Why Value Still Matters

March 1, 2017

Factors in Investing… Last month we explored the investment factor, Safety. This month I would like to explore Value, the most important investment factor. Throughout history, value has played an important part in all transactions. It was with Benjamin Graham in the 1930s that value became — and remains — the most important investment factor. Graham suggested that investors use companies’ assets less liabilities as the main investment factor. This is generally called book value, which is the birth of the term Value Investing. Price/Book (P/B) is the principal formula. A second major approach to measuring value is Price/Earnings or P/E. In both formulas, lower numbers are better. The price of the security is not difficult to determine. However, Book Value and Earnings are subject to interpretation. (Some would say manipulation.) Extensive regulations by both the accounting profession and government regulators have reduced but not eliminated this problem. As far back as the nineteenth century, this problem was recognized, as you can see from the following quotation: “Earnings are a theory, cash is a fact.”

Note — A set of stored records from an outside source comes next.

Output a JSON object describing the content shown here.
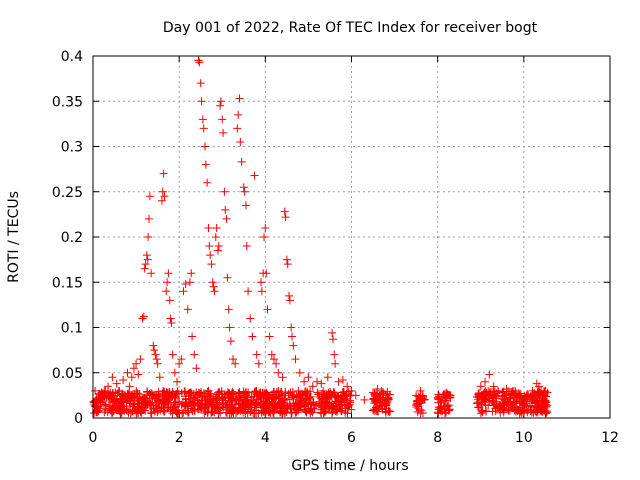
{
  "chart_data": {
    "type": "scatter",
    "title": "Day 001 of 2022, Rate Of TEC Index for receiver bogt",
    "xlabel": "GPS time / hours",
    "ylabel": "ROTI / TECUs",
    "xlim": [
      0,
      12
    ],
    "ylim": [
      0,
      0.4
    ],
    "x_ticks": [
      {
        "value": 0,
        "label": "0"
      },
      {
        "value": 2,
        "label": "2"
      },
      {
        "value": 4,
        "label": "4"
      },
      {
        "value": 6,
        "label": "6"
      },
      {
        "value": 8,
        "label": "8"
      },
      {
        "value": 10,
        "label": "10"
      },
      {
        "value": 12,
        "label": "12"
      }
    ],
    "y_ticks": [
      {
        "value": 0,
        "label": "0"
      },
      {
        "value": 0.05,
        "label": "0.05"
      },
      {
        "value": 0.1,
        "label": "0.1"
      },
      {
        "value": 0.15,
        "label": "0.15"
      },
      {
        "value": 0.2,
        "label": "0.2"
      },
      {
        "value": 0.25,
        "label": "0.25"
      },
      {
        "value": 0.3,
        "label": "0.3"
      },
      {
        "value": 0.35,
        "label": "0.35"
      },
      {
        "value": 0.4,
        "label": "0.4"
      }
    ],
    "grid": true,
    "marker": "plus",
    "color": "#ff0000",
    "series": [
      {
        "points": [
          [
            0.05,
            0.03
          ],
          [
            0.1,
            0.02
          ],
          [
            0.2,
            0.025
          ],
          [
            0.3,
            0.015
          ],
          [
            0.35,
            0.035
          ],
          [
            0.4,
            0.028
          ],
          [
            0.45,
            0.045
          ],
          [
            0.5,
            0.02
          ],
          [
            0.55,
            0.038
          ],
          [
            0.6,
            0.03
          ],
          [
            0.7,
            0.042
          ],
          [
            0.75,
            0.025
          ],
          [
            0.8,
            0.05
          ],
          [
            0.85,
            0.035
          ],
          [
            0.9,
            0.045
          ],
          [
            0.95,
            0.055
          ],
          [
            1.0,
            0.06
          ],
          [
            1.05,
            0.048
          ],
          [
            1.1,
            0.065
          ],
          [
            1.15,
            0.11
          ],
          [
            1.18,
            0.112
          ],
          [
            1.2,
            0.165
          ],
          [
            1.22,
            0.17
          ],
          [
            1.25,
            0.18
          ],
          [
            1.27,
            0.175
          ],
          [
            1.28,
            0.2
          ],
          [
            1.3,
            0.22
          ],
          [
            1.32,
            0.245
          ],
          [
            1.35,
            0.16
          ],
          [
            1.4,
            0.08
          ],
          [
            1.42,
            0.075
          ],
          [
            1.45,
            0.07
          ],
          [
            1.48,
            0.065
          ],
          [
            1.5,
            0.06
          ],
          [
            1.55,
            0.045
          ],
          [
            1.6,
            0.24
          ],
          [
            1.62,
            0.25
          ],
          [
            1.64,
            0.27
          ],
          [
            1.66,
            0.245
          ],
          [
            1.7,
            0.14
          ],
          [
            1.72,
            0.15
          ],
          [
            1.75,
            0.16
          ],
          [
            1.78,
            0.13
          ],
          [
            1.8,
            0.11
          ],
          [
            1.82,
            0.105
          ],
          [
            1.85,
            0.07
          ],
          [
            1.9,
            0.05
          ],
          [
            1.95,
            0.04
          ],
          [
            2.0,
            0.06
          ],
          [
            2.05,
            0.065
          ],
          [
            2.1,
            0.14
          ],
          [
            2.15,
            0.148
          ],
          [
            2.2,
            0.12
          ],
          [
            2.25,
            0.15
          ],
          [
            2.28,
            0.16
          ],
          [
            2.3,
            0.09
          ],
          [
            2.35,
            0.07
          ],
          [
            2.4,
            0.055
          ],
          [
            2.45,
            0.395
          ],
          [
            2.47,
            0.393
          ],
          [
            2.5,
            0.37
          ],
          [
            2.52,
            0.35
          ],
          [
            2.55,
            0.33
          ],
          [
            2.57,
            0.32
          ],
          [
            2.6,
            0.3
          ],
          [
            2.62,
            0.28
          ],
          [
            2.65,
            0.26
          ],
          [
            2.68,
            0.21
          ],
          [
            2.7,
            0.19
          ],
          [
            2.72,
            0.18
          ],
          [
            2.75,
            0.17
          ],
          [
            2.78,
            0.15
          ],
          [
            2.8,
            0.145
          ],
          [
            2.82,
            0.14
          ],
          [
            2.85,
            0.2
          ],
          [
            2.87,
            0.21
          ],
          [
            2.9,
            0.185
          ],
          [
            2.92,
            0.19
          ],
          [
            2.95,
            0.345
          ],
          [
            2.97,
            0.35
          ],
          [
            3.0,
            0.33
          ],
          [
            3.02,
            0.315
          ],
          [
            3.05,
            0.25
          ],
          [
            3.07,
            0.23
          ],
          [
            3.1,
            0.22
          ],
          [
            3.12,
            0.155
          ],
          [
            3.15,
            0.12
          ],
          [
            3.17,
            0.1
          ],
          [
            3.2,
            0.085
          ],
          [
            3.25,
            0.065
          ],
          [
            3.3,
            0.06
          ],
          [
            3.35,
            0.32
          ],
          [
            3.37,
            0.335
          ],
          [
            3.4,
            0.353
          ],
          [
            3.42,
            0.305
          ],
          [
            3.45,
            0.283
          ],
          [
            3.5,
            0.255
          ],
          [
            3.52,
            0.25
          ],
          [
            3.55,
            0.235
          ],
          [
            3.57,
            0.19
          ],
          [
            3.6,
            0.14
          ],
          [
            3.65,
            0.11
          ],
          [
            3.7,
            0.09
          ],
          [
            3.75,
            0.268
          ],
          [
            3.8,
            0.07
          ],
          [
            3.85,
            0.06
          ],
          [
            3.9,
            0.15
          ],
          [
            3.92,
            0.14
          ],
          [
            3.95,
            0.16
          ],
          [
            3.97,
            0.2
          ],
          [
            4.0,
            0.21
          ],
          [
            4.02,
            0.16
          ],
          [
            4.05,
            0.12
          ],
          [
            4.1,
            0.09
          ],
          [
            4.15,
            0.07
          ],
          [
            4.2,
            0.065
          ],
          [
            4.25,
            0.06
          ],
          [
            4.3,
            0.05
          ],
          [
            4.4,
            0.045
          ],
          [
            4.45,
            0.228
          ],
          [
            4.47,
            0.222
          ],
          [
            4.5,
            0.175
          ],
          [
            4.52,
            0.17
          ],
          [
            4.55,
            0.135
          ],
          [
            4.57,
            0.13
          ],
          [
            4.6,
            0.1
          ],
          [
            4.62,
            0.09
          ],
          [
            4.65,
            0.08
          ],
          [
            4.7,
            0.065
          ],
          [
            4.8,
            0.05
          ],
          [
            4.9,
            0.04
          ],
          [
            5.0,
            0.045
          ],
          [
            5.1,
            0.035
          ],
          [
            5.2,
            0.04
          ],
          [
            5.3,
            0.038
          ],
          [
            5.45,
            0.045
          ],
          [
            5.55,
            0.094
          ],
          [
            5.57,
            0.087
          ],
          [
            5.6,
            0.07
          ],
          [
            5.62,
            0.06
          ],
          [
            5.7,
            0.04
          ],
          [
            5.8,
            0.042
          ],
          [
            5.9,
            0.035
          ],
          [
            6.0,
            0.03
          ],
          [
            6.1,
            0.025
          ],
          [
            6.3,
            0.02
          ],
          [
            6.5,
            0.028
          ],
          [
            6.6,
            0.032
          ],
          [
            6.7,
            0.03
          ],
          [
            6.8,
            0.025
          ],
          [
            7.5,
            0.025
          ],
          [
            7.6,
            0.03
          ],
          [
            7.7,
            0.02
          ],
          [
            8.1,
            0.022
          ],
          [
            8.2,
            0.028
          ],
          [
            8.3,
            0.025
          ],
          [
            9.0,
            0.035
          ],
          [
            9.1,
            0.04
          ],
          [
            9.2,
            0.048
          ],
          [
            9.3,
            0.035
          ],
          [
            9.4,
            0.03
          ],
          [
            9.5,
            0.028
          ],
          [
            9.6,
            0.032
          ],
          [
            9.7,
            0.025
          ],
          [
            9.8,
            0.03
          ],
          [
            9.9,
            0.025
          ],
          [
            10.0,
            0.02
          ],
          [
            10.1,
            0.025
          ],
          [
            10.2,
            0.03
          ],
          [
            10.3,
            0.038
          ],
          [
            10.35,
            0.035
          ],
          [
            10.4,
            0.03
          ],
          [
            10.45,
            0.025
          ],
          [
            10.5,
            0.03
          ],
          [
            10.55,
            0.028
          ]
        ]
      }
    ],
    "dense_band_segments": [
      {
        "x_from": 0.0,
        "x_to": 6.0,
        "y_from": 0.005,
        "y_to": 0.03
      },
      {
        "x_from": 6.5,
        "x_to": 6.9,
        "y_from": 0.005,
        "y_to": 0.03
      },
      {
        "x_from": 7.5,
        "x_to": 7.7,
        "y_from": 0.005,
        "y_to": 0.025
      },
      {
        "x_from": 8.0,
        "x_to": 8.3,
        "y_from": 0.005,
        "y_to": 0.027
      },
      {
        "x_from": 8.9,
        "x_to": 10.55,
        "y_from": 0.005,
        "y_to": 0.03
      }
    ]
  }
}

To get a more comfortable view on value, some analysts, including ourselves, use an alternative measure of value called Free Cash Flow as their primary data point. Free Cash Flow is the cash left over from sales after paying all corporate expenses except dividends and funds used to reduce shares outstanding. Essentially, this is the money left over for shareholders. This definition explains why Free Cash Flow is sometimes called Shareholder Earnings. Free Cash Flow is widely used as a non-primary factor in security analysis but is the primary factor in real estate value analysis. The formula used is different from the P/B and P/E in that it is Free Cash Flow/Price or FCF/P, and therefore the higher the number the better.

What makes Value so important is that it should be used in almost all security analysis. The market is generally divided into Value stocks and Growth stocks. The Value factor is obviously used to put together Value portfolios. It is also a major factor in putting together Growth portfolios. Most Growth portfolios are based on some form of “growth at a reasonable price.” All else being equal, the Growth company with twice the Free Cash Flow is clearly more attractive.

How do we use Value in our portfolios? We insist that all securities meet Value criteria that would put them in Value funds. But we also insist that all securities meet Growth criteria that would put them in Growth portfolios — a unique combination that few but hopefully exceptional securities can meet.